Cristiano dos Passos 03/05/2007 15:16 cristiano-passos@superig.com.br
Essa notícia ainda não ganhou o destaque merecido nas páginas do Mídia Independente, talvez por ser um sítio de abrangência nacional, mas para nós, que moramos em Florianópolis e não engolimos esse papagaiada dos empresários e políticos que dominam a cidade faz tempo, foi ótimo ver figurões algemados e tentando esconder seus rostos das câmeras, como bandidos que sempre foram. Quem acompanha os desmandos mais de perto sabe que tem mais coisa aí, que muita sujeira está debaixo do tapete, e que se a polícia quiser, desmonta uma tremenda quadrilha que vem agindo há muuuuuito tempo aqui, mas muito tempo mesmo.

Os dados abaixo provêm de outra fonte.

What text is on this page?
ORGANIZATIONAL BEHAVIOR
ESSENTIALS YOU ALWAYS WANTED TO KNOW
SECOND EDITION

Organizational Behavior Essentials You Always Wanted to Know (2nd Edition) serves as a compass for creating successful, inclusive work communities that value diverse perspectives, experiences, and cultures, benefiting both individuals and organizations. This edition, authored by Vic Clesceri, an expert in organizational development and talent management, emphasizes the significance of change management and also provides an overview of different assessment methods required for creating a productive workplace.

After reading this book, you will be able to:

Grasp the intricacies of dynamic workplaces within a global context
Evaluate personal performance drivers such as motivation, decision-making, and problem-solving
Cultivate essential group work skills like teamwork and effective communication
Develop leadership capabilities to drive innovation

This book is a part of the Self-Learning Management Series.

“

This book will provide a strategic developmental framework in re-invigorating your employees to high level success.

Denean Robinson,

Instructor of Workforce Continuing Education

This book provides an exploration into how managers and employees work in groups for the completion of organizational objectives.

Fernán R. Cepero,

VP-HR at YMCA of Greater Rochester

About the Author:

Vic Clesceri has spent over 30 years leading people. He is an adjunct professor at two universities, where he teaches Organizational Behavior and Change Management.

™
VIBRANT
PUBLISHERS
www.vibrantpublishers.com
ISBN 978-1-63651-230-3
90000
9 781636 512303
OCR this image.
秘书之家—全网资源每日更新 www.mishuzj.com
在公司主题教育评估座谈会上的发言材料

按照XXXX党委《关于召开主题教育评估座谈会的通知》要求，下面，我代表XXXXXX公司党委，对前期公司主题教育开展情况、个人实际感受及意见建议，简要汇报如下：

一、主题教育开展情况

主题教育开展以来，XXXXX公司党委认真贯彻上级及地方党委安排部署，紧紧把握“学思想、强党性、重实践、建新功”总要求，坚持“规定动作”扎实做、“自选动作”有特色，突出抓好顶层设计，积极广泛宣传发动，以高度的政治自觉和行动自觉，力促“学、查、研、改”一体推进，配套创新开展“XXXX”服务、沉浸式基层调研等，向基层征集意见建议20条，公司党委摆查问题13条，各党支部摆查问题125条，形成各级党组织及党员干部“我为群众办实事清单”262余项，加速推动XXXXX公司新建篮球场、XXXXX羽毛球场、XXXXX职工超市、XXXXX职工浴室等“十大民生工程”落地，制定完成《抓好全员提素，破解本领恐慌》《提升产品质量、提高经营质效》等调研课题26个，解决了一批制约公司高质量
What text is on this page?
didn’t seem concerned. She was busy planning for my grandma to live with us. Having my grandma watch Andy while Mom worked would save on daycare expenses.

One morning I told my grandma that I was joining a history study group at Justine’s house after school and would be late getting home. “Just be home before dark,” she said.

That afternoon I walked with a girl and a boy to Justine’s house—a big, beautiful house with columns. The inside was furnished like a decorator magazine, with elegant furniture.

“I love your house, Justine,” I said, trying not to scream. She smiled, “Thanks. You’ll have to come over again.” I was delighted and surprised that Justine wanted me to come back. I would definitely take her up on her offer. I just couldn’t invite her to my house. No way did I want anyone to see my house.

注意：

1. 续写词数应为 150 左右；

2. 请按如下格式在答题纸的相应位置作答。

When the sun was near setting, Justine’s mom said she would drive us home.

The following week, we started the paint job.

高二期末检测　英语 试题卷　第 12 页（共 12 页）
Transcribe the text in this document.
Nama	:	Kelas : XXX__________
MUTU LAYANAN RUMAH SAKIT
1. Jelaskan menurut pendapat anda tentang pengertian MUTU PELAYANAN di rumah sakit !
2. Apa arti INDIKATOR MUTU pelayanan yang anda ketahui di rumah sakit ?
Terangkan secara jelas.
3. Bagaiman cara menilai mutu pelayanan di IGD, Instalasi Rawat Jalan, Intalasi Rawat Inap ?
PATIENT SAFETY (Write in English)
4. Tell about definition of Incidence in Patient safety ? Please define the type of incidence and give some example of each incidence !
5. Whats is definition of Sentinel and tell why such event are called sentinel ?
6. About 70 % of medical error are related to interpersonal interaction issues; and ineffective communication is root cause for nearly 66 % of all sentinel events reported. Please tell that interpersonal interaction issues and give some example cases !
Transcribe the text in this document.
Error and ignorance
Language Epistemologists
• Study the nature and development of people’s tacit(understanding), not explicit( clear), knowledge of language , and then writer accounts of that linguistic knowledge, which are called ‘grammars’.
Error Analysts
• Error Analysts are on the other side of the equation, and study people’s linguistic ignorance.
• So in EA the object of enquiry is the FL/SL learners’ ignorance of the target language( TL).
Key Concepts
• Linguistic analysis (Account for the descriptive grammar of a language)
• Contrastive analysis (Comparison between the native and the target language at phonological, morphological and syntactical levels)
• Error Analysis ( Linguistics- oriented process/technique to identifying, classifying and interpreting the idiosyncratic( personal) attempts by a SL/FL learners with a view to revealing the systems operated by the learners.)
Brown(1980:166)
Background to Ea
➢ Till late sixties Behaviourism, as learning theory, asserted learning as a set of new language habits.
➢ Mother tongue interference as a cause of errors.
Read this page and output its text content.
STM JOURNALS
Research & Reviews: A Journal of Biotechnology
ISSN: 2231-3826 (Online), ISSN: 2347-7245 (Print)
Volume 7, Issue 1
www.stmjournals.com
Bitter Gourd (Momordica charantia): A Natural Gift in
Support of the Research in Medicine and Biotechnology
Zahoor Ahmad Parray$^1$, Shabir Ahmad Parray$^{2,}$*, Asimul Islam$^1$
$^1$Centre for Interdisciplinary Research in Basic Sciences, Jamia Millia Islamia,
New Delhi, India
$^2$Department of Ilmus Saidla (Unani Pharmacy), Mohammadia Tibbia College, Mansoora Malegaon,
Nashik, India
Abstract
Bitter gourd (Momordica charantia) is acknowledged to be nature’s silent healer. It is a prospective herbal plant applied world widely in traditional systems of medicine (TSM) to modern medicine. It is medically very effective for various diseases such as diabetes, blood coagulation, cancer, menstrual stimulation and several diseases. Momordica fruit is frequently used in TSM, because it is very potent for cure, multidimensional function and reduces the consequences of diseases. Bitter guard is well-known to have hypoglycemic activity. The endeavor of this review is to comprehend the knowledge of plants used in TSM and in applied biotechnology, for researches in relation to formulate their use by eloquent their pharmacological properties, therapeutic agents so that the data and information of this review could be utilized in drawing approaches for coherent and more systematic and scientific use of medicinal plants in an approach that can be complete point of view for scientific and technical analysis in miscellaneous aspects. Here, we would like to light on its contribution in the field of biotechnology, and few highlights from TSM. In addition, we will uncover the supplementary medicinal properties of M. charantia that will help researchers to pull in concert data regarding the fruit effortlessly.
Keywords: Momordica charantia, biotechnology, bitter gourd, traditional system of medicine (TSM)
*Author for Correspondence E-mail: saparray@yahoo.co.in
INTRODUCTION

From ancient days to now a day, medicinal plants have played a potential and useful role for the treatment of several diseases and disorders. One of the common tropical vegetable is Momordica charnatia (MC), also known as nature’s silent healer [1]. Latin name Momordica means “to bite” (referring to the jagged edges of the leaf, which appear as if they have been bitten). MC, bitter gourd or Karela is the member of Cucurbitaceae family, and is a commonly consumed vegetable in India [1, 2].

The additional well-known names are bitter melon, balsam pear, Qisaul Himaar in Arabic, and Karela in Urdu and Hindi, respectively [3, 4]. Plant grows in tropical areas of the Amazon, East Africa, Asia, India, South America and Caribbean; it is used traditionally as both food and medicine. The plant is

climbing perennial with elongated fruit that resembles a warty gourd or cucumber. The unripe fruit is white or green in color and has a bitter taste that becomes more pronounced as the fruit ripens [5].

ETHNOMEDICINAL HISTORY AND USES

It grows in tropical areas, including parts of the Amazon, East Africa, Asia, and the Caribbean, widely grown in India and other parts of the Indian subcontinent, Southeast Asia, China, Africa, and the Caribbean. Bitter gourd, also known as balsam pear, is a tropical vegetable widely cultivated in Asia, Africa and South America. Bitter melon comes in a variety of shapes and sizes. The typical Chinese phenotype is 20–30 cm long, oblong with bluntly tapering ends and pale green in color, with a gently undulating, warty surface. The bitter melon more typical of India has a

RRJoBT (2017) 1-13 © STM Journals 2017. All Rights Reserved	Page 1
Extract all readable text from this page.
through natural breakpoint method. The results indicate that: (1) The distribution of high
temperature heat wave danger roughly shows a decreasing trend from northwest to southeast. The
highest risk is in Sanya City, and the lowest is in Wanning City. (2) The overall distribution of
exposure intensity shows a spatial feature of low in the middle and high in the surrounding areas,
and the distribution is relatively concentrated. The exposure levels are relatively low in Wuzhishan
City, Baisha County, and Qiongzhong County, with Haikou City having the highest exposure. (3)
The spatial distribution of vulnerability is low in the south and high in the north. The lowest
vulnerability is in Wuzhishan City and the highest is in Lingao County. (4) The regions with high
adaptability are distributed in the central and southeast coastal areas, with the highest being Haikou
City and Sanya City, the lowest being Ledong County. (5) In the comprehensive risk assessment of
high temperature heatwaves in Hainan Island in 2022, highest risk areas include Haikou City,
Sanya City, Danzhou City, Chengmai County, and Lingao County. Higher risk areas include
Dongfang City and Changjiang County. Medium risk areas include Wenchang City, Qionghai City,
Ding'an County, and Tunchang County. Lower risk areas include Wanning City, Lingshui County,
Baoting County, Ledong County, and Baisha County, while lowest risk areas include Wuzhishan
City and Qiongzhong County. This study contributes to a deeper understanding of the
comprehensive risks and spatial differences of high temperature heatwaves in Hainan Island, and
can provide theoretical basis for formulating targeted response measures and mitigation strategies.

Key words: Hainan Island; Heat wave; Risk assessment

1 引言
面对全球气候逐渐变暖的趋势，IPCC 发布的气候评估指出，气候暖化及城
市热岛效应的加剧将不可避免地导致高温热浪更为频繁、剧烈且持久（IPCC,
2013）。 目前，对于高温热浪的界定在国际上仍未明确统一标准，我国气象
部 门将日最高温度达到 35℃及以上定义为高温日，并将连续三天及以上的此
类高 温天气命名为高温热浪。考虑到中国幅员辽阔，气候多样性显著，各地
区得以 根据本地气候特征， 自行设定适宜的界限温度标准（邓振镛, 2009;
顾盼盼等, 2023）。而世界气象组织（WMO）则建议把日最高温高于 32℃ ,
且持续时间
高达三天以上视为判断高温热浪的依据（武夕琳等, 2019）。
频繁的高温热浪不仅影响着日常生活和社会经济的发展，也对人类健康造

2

Em Florianópolis, terra de valores ainda provincianos, sempre pareceu fácil de enganar a todos com os argumentos de geração de empregos, de crescimento da cidade, entre outros, e muita gente se deixou levar, sim, por esses apelos, como se precisássemos mesmo disso para sermos uma grande cidade. Contudo, aos poucos, o olhar do florianopolitano, aliado aos olhares bem-intencionados de alguns "estrangeiros", vem mudando, e muita gente hoje já não se ilude com essas falsas promessas, porque sabe que o futuro da capital de SC depende de ações inteligentes a fim de CONTER o crescimento desenfreado, seja ele realizado nas periferias (o que já é um outro problema, mas que guarda íntima relação com este), ou nas praias, nos chamados "grandes empreendimentos". Bem, o primeiro passo foi dado; resta agora à polícia federal continuar com a mesma firmeza no combate a essas quadrilhas que agem aqui e em várias outras cidades do país.
EX TUNC
Fernando Severino 05/05/2007 02:16 fs.adv.sc@gmail.com
Efeitos "EX TUNC" é tudo que pedimos em Florianópolis, nossa Desterro. O povo sempre comentou das absurdas arbitrariedades que essas camadas podres fazem aqui nesta ilha maravilhosa. Todos estão envolvidos por interesses em comum, os três poderes: Executivo, Legislativo e Judiciário. Mas não tenham dúvidas. Documentos e procedimentos ilícitos são atos ilícitos. E se há ato haverá fatos ilícitos. Se no final disso tudo a sentença final fosse condenada com efeitos "EX TUNC" eu adoraria, e tenho certeza que a maioria adoraria também, ver por exemplo o SHOPPING IGUATEMI bem como o SHOPPING FLORIPA serem demolidos, aliás, todos ditos empreendimentos serem demolidos. Além de serem sentenciados a corrigir todo o mal feito em nossa cidade. Mas é obvio que não conseguiriam restaurar completamente todo o meio-ambiente destruído. Então seria ótimo ver essas pessoas podres serem condenadas, além de penalmente, a ações civis compensatórias proporcionais aos danos não recuperados. Ainda sim, todos os terceiros que teriam contratos com essas pessoas podres provocariam a justiça com processos de perdas e danos. Daí nós viríamos um pouco de "JUSTIÇA" que tanto nos fomentaria. Isso seria um exemplo perfeito para que nenhum mais faça o que esses podres fizeram com a nossa ilha. Os efeitos "EX TUNC" tornam todos os efeitos nulos, ou seja, todo processo administrativo, jurídico, resultados, não teriam mais efeitos legais, devendo voltar tudo como era antes. Muitos podem dizer: "MAS OS EMPREGOS GERADOS?". Com certeza seria superado esses danos já que o coletivo maior seria beneficiado, o meio-ambiente conservado para todos.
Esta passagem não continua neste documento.